A Rorschach Test in Fougasse Bread
- selceneyyubiufuk

- 16 hours ago
- 3 min read
On the ritual of intuition and baking to slow down
Most recipes come with a long story before getting to the point, as if the story alone will summon the bread into existence. Let’s do the opposite.
This is just a starting point. A structure. I hope it gives you the confidence to make your own version.
The Poolish: (Prepare the night before, 100% hydration)
250g bread flour
250g water
¼ teaspoon instant yeast (or a generous pinch)
Mix. Cover. Let it dream overnight at room temperature, roughly 11 hours (depends how warm your kitchen is). By morning, it will be alive and bubbly, ready to be transformed into something greater.


The Final Dough:
All of the poolish
230g water
460g flour (I used a mix: roughly 200g bread flour, 180g whole wheat, 80g rye)
60g olive oil
13g salt
12g instant yeast
A handful of finely chopped herbs (marjoram, mint, rosemary, thyme)
Dough Timeline and Steps:

A Few Notes:
If you use more whole wheat or rye flour, increase the water a little. These flours absorb more moisture.
Always cover the dough while it rests so it doesn’t dry out/forms a bark.
A sticky dough can be tricky to handle. Flour your hands, your work surface, and your dough scraper.
Don’t knock the air out after dividing the dough. Use your fingertips to stretch it gently. Avoid pushing the dough away from you because it’ll bounce back and might tear. And no rolling pins! They flatten all the air you worked to build.
You can experiment with other flavors as well: olives, dried tomatoes, caramelized onions, anchovies, mushrooms, garlic, or seeds.
If you’re baking more than one fougasse, always follow a thread. Shape the first one, make the cuts in that one first, and bake it first. This way, each dough gets the same amount of resting time before the next step.
If you want to experiment, change one thing at a time. That way, you’ll know what difference each change makes. There’s a whole subreddit taunting people who butcher recipes beyond recognition (ididnthaveeggs, it’s a funny & educative one). If you want to innovate, first, learn the foundations. Understand why each element exists before you decide which to break apart.

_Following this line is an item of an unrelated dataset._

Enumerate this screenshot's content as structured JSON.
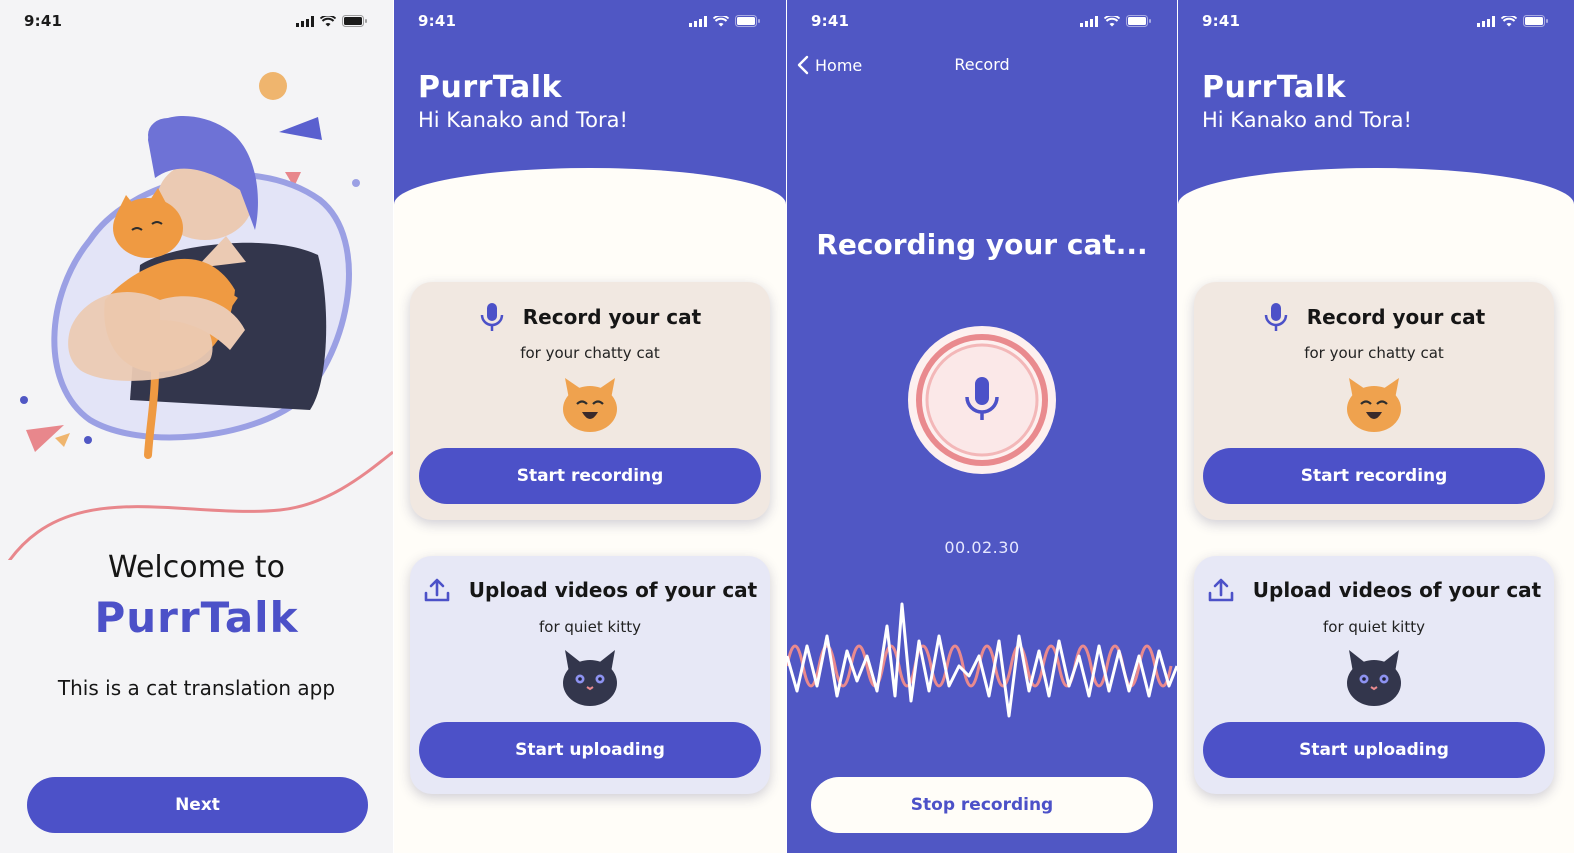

Fougasse ritual: Why I baked this bread?
I first came across the history of fougasse on a French blog, and I found it fascinating.

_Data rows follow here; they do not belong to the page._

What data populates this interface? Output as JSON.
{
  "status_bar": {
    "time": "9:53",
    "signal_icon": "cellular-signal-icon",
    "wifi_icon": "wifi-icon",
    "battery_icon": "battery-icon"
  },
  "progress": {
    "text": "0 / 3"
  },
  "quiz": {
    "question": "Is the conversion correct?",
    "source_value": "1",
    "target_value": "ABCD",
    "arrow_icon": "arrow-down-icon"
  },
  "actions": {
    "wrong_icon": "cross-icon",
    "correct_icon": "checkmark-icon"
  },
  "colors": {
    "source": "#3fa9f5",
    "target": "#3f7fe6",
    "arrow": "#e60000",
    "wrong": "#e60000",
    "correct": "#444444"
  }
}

Originally, this Provencal bread with Roman roots was used by bakers to test the heat of the oven, a small but essential ritual before baking their larger loaves. It was a tool, a signal, a moment of assessment. Over time, it became a communal bread, something to be shared. Some Provencal villages even believed the shape helped ward off evil spirits during religious ceremonies.
Unlike its Italian cousin focaccia, fougasse is shaped like a leaf or wheat stalk, with slits cut into the dough. This not only gives it a beautiful appearance but also increases the crust-to-crumb ratio, making it much more crispier.
Maybe that’s why I like to bake fougasse when spring arrives.
The first time I saw a picture of this bread, I fell in love with its leaf-like shape. It was around the same time that my curiosity about plants was growing. That spring, my partner and I were caring for our friends’ plants while they were away. One afternoon, I decided to bake a fougasse. We tore into it, still warm, dipping each piece into olive oil until nothing was left but a few crumbs.
And so, it became a tradition.
I bake bread because it recenters me.
When my mind is tangled, when things feel out of control, I turn to flour and water.
I bake bread because I want to slow down.
I bake bread because good bread demands intuition. There are only a few ingredients and the smallest details change everything. The temperature of the room, the way your hands move, the humidity in the air.
Because kneading by hand is meditative. Because it lets me work through anger, shaping something useful out of restless energy.
I bake fougasse because it’s a French bread, and sometimes I miss the world I was once immersed in. The language, the culture, the years I spent studying Political Science in French.
This year, I baked it again for an occasion where it carried its original meaning: celebration, community, and testing.
I used to shape my fougasse like a perfect leaf. But this time, I didn’t plan. I let my hands move freely, cutting slits into the dough without symmetry or hesitation. When I pulled them from the oven, each one looked different, like a Rorschach test.
What do you see in these breads? What does your intuition say?